Débora contou que estava na lanchonete do supermercado, quando o homem se aproximou por trás e passou a mão nas partes íntimas dela, e que após o crime, o homem se escondeu no banheiro. Ao sair do local, o criminoso ainda proferiu ofensas contra ela.
“Na hora, eu olhei para outras pessoas, pedindo ajuda, dizendo que ele tocou em mim. Foi aí que ele se escondeu no banheiro e quando saiu, já saiu me agredindo, me chamando de gorda, de feia, tribufu, chamou palavrão, e ficou dizendo que a mulher dele era mais bonita”, relatou a vítima.

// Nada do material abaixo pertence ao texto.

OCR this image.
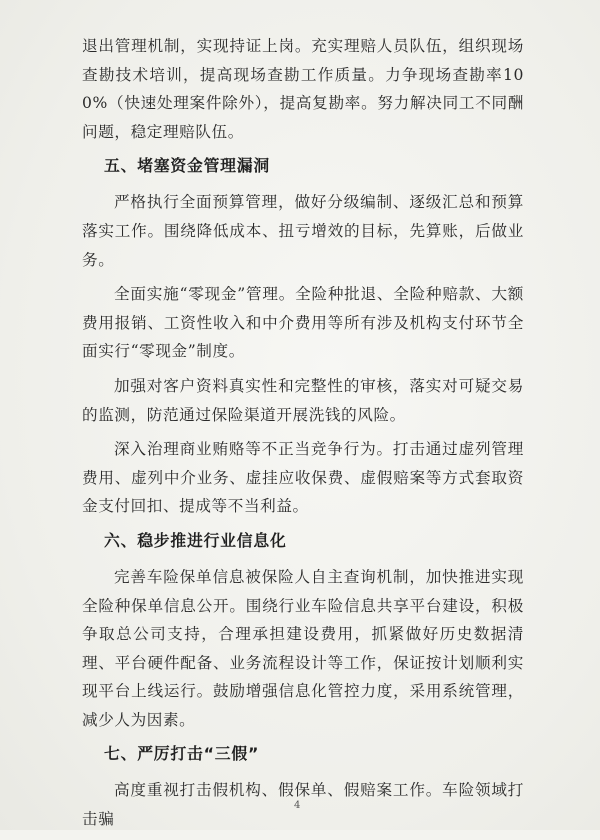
退出管理机制，实现持证上岗。充实理赔人员队伍，组织现场查勘技术培训，提高现场查勘工作质量。力争现场查勘率100%（快速处理案件除外），提高复勘率。努力解决同工不同酬问题，稳定理赔队伍。

五、堵塞资金管理漏洞

严格执行全面预算管理，做好分级编制、逐级汇总和预算落实工作。围绕降低成本、扭亏增效的目标，先算账，后做业务。

全面实施“零现金”管理。全险种批退、全险种赔款、大额费用报销、工资性收入和中介费用等所有涉及机构支付环节全面实行“零现金”制度。

加强对客户资料真实性和完整性的审核，落实对可疑交易的监测，防范通过保险渠道开展洗钱的风险。

深入治理商业贿赂等不正当竞争行为。打击通过虚列管理费用、虚列中介业务、虚挂应收保费、虚假赔案等方式套取资金支付回扣、提成等不当利益。

六、稳步推进行业信息化

完善车险保单信息被保险人自主查询机制，加快推进实现全险种保单信息公开。围绕行业车险信息共享平台建设，积极争取总公司支持，合理承担建设费用，抓紧做好历史数据清理、平台硬件配备、业务流程设计等工作，保证按计划顺利实现平台上线运行。鼓励增强信息化管控力度，采用系统管理，减少人为因素。

七、严厉打击“三假”

高度重视打击假机构、假保单、假赔案工作。车险领域打击骗

4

Ela conta ainda que ele tentou agredi-la, “Pelo tipo de toque eu percebi que não era um esbarrão. Aí eu empurrei ele, e ele reagiu dizendo com um discurso pronto: ‘você não está vendo que eu sou um idoso? Me respeite’. Ou seja, ele já veio tentando desvalidar a minha reação, e aí começou a tentar me agredir”.
Débora afirmou que foi ela quem chamou a polícia e que, mesmo após denunciar o caso para a direção do supermercado, nem a polícia e nem o supermercado fizeram algo a respeito.
“Além de ser importunada, fui agredida na minha honra também. São muitas as dificuldades que a gente encontra para buscar por justiça? É muito desafiador ser mulher. Tive dificuldade dentro do supermercado, na delegacia. Tudo o que eu falei eu tive que provar por imagem. Fiquei uma hora na delegacia tentando provar que eu tinha sido vítima de importunação sexual”, finalizou.
Outras duas mulheres também foram importunadas pelo suspeito, no mesmo local.
Em nota, o supermercado informou que “prontamente interviu, dando total suporte à vítima, bem como salvaguardando a integridade física do suposto autor, diante do tumulto criado”.
O estabelecimento disse também que colaborou com a polícia ao fornecer as imagens da câmera de segurança do local, e que funcionários também deram seu testemunho sobre o ocorrido.
O delegado titular do 12º DIP, Alan Queiroz, para onde o caso foi encaminhado, disse que as investigações prosseguem para tentar coletar mais provas.